Como país nos preparamos para darnos las normas constitucionales que regularán la convivencia ciudadana futura. Sería bueno recordar que una de las preguntas fundamentales de la teoría política es cómo hacemos para evitar la tiranía y la violación de la libertad, sin la cual no hay autonomía ni responsabilidad moral personales, pensamiento creativo o convivencia en paz.
En el arduo y muchas veces tortuoso camino hacia la civilización, la democracia vino a aportar dos bienes importantes: primero, la igualdad ante la ley, que deviene de la igualdad política; y en segundo lugar, la posibilidad de efectuar cambios de gobierno pacíficos y periódicos a través de elecciones libres de acuerdo con la voluntad de la mayoría. Sin embargo, desde sus orígenes, la democracia se desarrolló en dos vertientes radicalmente distintas, una de las cuales no es sinónimo ni garantía de libertad, sino por el contrario.
Así, por una parte, tenemos la democracia liberal representativa, que aspira no solo a determinar quién gobierna, sino también y muy especialmente, a definir cómo ese gobierno debe ejercer su poder para preservar el mayor grado de libertad personal compatible con la vida en sociedad. Por la otra, la democracia totalitaria de Rousseau, en que la “voluntad general” se estima infalible, es el único juez respecto a lo que es verdadero, justo y bueno y, por el mero hecho de ser mayoría, no atentaría jamás contra la libertad, porque siempre actuaría por el bien del conjunto. En consecuencia, no requeriría limitaciones, podría interferir en todos los aspectos de la vida de los ciudadanos, su sensibilidad, sus creencias, su lenguaje e incluso en los ámbitos más propios de su intimidad. Esto termina por destruir la libertad personal, y así lo ha hecho en múltiples ocasiones. El problema, como advirtió John Stuart Mill, es que cuando hablamos de una mayoría, por lo general nos estamos refiriendo solamente a los ciudadanos políticamente activos, los cuales no conforman necesariamente una mayoría de los integrantes del país y, más serio aún, esa mayoría, por el mero hecho de serlo, obviamente no es más sabia ni más justa que la minoría.

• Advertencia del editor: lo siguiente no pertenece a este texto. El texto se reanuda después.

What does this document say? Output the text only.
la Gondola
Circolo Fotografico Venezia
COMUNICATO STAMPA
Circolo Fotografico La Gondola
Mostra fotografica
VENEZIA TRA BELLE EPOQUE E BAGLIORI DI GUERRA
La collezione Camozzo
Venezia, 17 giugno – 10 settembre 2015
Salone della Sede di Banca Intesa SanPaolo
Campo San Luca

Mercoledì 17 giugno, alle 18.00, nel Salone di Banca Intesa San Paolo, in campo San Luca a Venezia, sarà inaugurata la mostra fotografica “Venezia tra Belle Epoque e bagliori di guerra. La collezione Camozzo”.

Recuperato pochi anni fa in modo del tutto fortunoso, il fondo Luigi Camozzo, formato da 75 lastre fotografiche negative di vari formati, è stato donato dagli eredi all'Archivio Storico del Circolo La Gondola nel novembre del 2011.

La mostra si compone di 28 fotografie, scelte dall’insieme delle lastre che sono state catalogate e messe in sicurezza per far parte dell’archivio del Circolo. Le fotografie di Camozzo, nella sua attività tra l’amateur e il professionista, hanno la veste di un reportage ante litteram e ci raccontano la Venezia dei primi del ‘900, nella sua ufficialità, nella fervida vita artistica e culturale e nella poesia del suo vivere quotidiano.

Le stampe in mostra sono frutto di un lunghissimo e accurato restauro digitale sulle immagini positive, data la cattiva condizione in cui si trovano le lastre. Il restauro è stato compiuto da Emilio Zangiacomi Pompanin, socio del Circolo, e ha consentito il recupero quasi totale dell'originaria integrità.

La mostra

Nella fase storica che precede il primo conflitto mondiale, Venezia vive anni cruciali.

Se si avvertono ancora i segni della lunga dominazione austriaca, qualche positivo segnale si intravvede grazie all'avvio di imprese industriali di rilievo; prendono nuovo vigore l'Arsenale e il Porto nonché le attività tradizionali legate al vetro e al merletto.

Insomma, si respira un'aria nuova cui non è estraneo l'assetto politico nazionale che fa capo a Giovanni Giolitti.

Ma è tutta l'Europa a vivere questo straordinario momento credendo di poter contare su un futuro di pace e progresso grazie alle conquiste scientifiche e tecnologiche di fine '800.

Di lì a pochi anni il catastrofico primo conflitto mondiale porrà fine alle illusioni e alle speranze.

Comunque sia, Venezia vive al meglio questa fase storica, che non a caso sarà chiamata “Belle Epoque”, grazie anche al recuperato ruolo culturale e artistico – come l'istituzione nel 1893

Pensadores desde la antigüedad, como también Tocqueville y Mill, hasta liberales del siglo XX como Isaiah Berlin, han advertido sobre la amenaza de la tiranía de la mayoría. Esta tiene al menos dos posibles vertientes. Mill hace hincapié en aquella que ejercen las mayorías (lo que hoy llamaríamos lo políticamente correcto) sobre las opiniones, los sentimientos y las creencias de las minorías disidentes. Se trata de la “tiranía social”, que aspira a obligar a todos a aceptar un cuerpo de convicciones, aunque contraríe su libre pensar.
La segunda vertiente es la tiranía política, en que no existen restricciones al poder de los gobiernos. Como es evidente, desde la perspectiva de quien es sujeto de decisiones tiránicas, es irrelevante que la libertad sea conculcada por un monarca, por un gobierno popular o por un conjunto de leyes opresoras mayoritariamente aprobadas. Es por eso que en la democracia liberal representativa, que nos ha acompañado desde los orígenes de la república, las constituciones han consagrado siempre el principio fundamental de que ningún poder, incluso el del pueblo, emanado de la soberanía popular, puede ser absoluto y han establecido numerosos contrapesos que evitan los potenciales abusos; entre ellos, la separación de poderes, un conjunto de derechos individuales inalienables y ciertas áreas de la vida personal que nunca pueden estar sometidas ni resguardadas por la soberanía popular.
Hoy enfrentamos el riesgo cierto de una refundación de la democracia, carente de los resguardos necesarios para evitar la tiranía política y social de una mayoría que se cree y se siente única depositaria de la verdad y la virtud.